Access to your personal data
You have the right to request information about:
- the purpose for processing your personal data
- what personal data we process
- to whom we disclose the data to and to whom we may disclose the data to
- how long we store the personal data
- how to rectify, erase or limit our processing of your personal data, or to object to our processing
- your right to file a complaint with the Swedish Authority for Privacy Protection
- where we gather your information from, if not gathered from you directly
If you consider your personal data to be erroneous or incomplete, you have the right to rectify the information and, in some cases, also to complete your personal data.
Withdraw your consent to future processing
To the extent where we are relying on your consent to process our personal data, you have, at any time, the right to withdraw your consent to future processing. This means that if you withdraw you consent, we will not be able use your data in the future.

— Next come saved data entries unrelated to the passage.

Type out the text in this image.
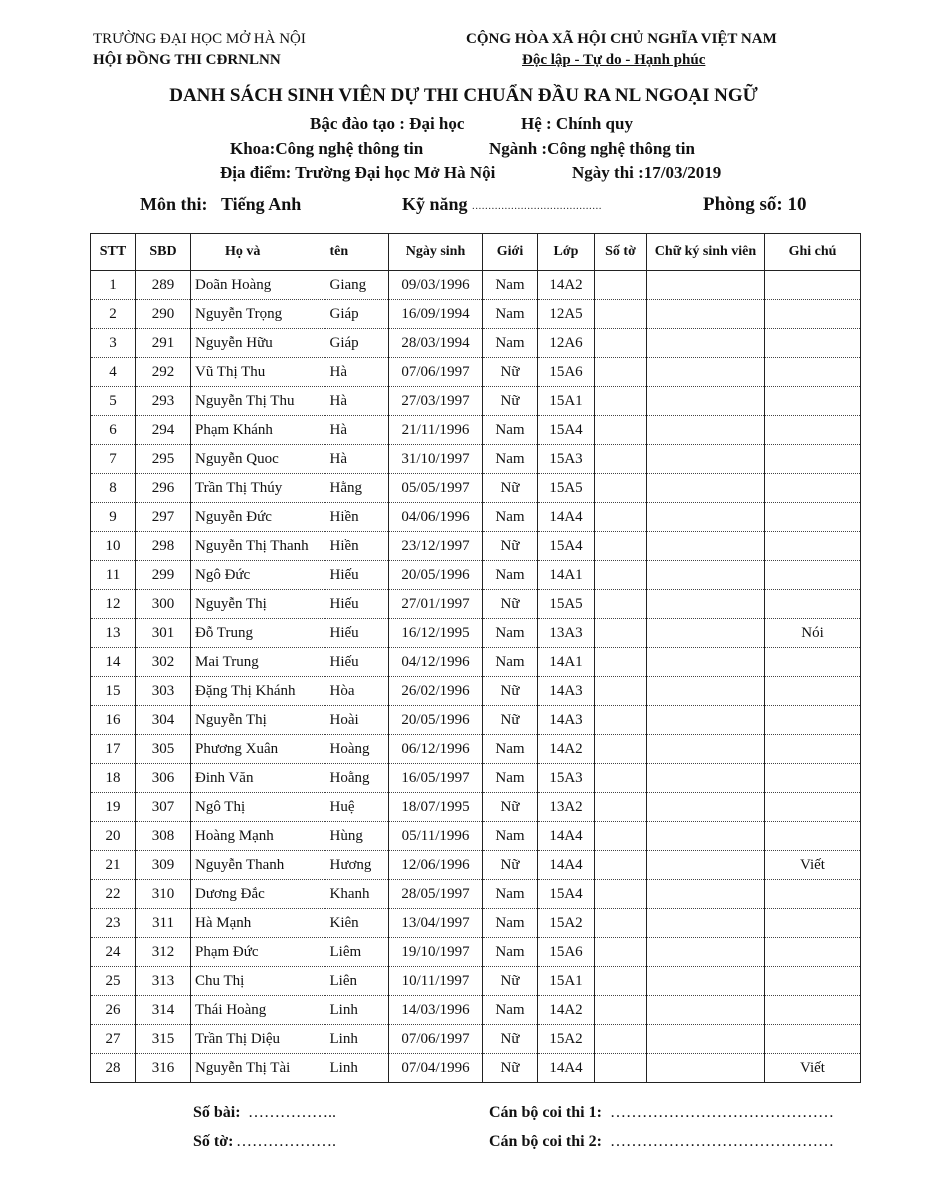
TRƯỜNG ĐẠI HỌC MỞ HÀ NỘI
HỘI ĐỒNG THI CĐRNLNN
CỘNG HÒA XÃ HỘI CHỦ NGHĨA VIỆT NAM
Độc lập - Tự do - Hạnh phúc
DANH SÁCH SINH VIÊN DỰ THI CHUẨN ĐẦU RA NL NGOẠI NGỮ
Bậc đào tạo : Đại học	Hệ : Chính quy
Khoa:Công nghệ thông tin	Ngành :Công nghệ thông tin
Địa điểm: Trường Đại học Mở Hà Nội	Ngày thi :17/03/2019
Môn thi: Tiếng Anh	Kỹ năng ........................................	Phòng số: 10
STT	SBD	Họ và	tên	Ngày sinh	Giới	Lớp	Số tờ	Chữ ký sinh viên	Ghi chú
1	289	Doãn Hoàng	Giang	09/03/1996	Nam	14A2			
2	290	Nguyễn Trọng	Giáp	16/09/1994	Nam	12A5			
3	291	Nguyễn Hữu	Giáp	28/03/1994	Nam	12A6			
4	292	Vũ Thị Thu	Hà	07/06/1997	Nữ	15A6			
5	293	Nguyễn Thị Thu	Hà	27/03/1997	Nữ	15A1			
6	294	Phạm Khánh	Hà	21/11/1996	Nam	15A4			
7	295	Nguyễn Quoc	Hà	31/10/1997	Nam	15A3			
8	296	Trần Thị Thúy	Hằng	05/05/1997	Nữ	15A5			
9	297	Nguyễn Đức	Hiền	04/06/1996	Nam	14A4			
10	298	Nguyễn Thị Thanh	Hiền	23/12/1997	Nữ	15A4			
11	299	Ngô Đức	Hiếu	20/05/1996	Nam	14A1			
12	300	Nguyễn Thị	Hiếu	27/01/1997	Nữ	15A5			
13	301	Đỗ Trung	Hiếu	16/12/1995	Nam	13A3			Nói
14	302	Mai Trung	Hiếu	04/12/1996	Nam	14A1			
15	303	Đặng Thị Khánh	Hòa	26/02/1996	Nữ	14A3			
16	304	Nguyễn Thị	Hoài	20/05/1996	Nữ	14A3			
17	305	Phương Xuân	Hoàng	06/12/1996	Nam	14A2			
18	306	Đinh Văn	Hoằng	16/05/1997	Nam	15A3			
19	307	Ngô Thị	Huệ	18/07/1995	Nữ	13A2			
20	308	Hoàng Mạnh	Hùng	05/11/1996	Nam	14A4			
21	309	Nguyễn Thanh	Hương	12/06/1996	Nữ	14A4			Viết
22	310	Dương Đắc	Khanh	28/05/1997	Nam	15A4			
23	311	Hà Mạnh	Kiên	13/04/1997	Nam	15A2			
24	312	Phạm Đức	Liêm	19/10/1997	Nam	15A6			
25	313	Chu Thị	Liên	10/11/1997	Nữ	15A1			
26	314	Thái Hoàng	Linh	14/03/1996	Nam	14A2			
27	315	Trần Thị Diệu	Linh	07/06/1997	Nữ	15A2			
28	316	Nguyễn Thị Tài	Linh	07/04/1996	Nữ	14A4			Viết
Số bài: ……………..
Số tờ: ……………….
Cán bộ coi thi 1: ……………………………………
Cán bộ coi thi 2: ……………………………………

In some circumstances, you have the right to have your personal data erased. However, the erasure cannot interfere with our requirement to keep public documents or the rules and regulations stated in the Archive Act. Also, the right to have your personal data erased does not apply if we process the data as part of our exercise of public authority or if we process the data for the purpose of public interest.
In some cases, you may also request that the processing of your personal data be limited.
You have the right to receive the personal data, which you have provided to the agency, in a structured, commonly used and machine-readable format and to transfer them to another controller if the processing is based on consent and is automated.
Contact information and complaints
To exercise your rights or if you have any queries about our processing of your personal data, you may contact the Swedish Forest Agency or our data protection officer. You can find our contact information under the heading "Controller". If you were not satisfied with the answer received, you have the right to file a complaint with the Swedish Authority for Privacy Protection.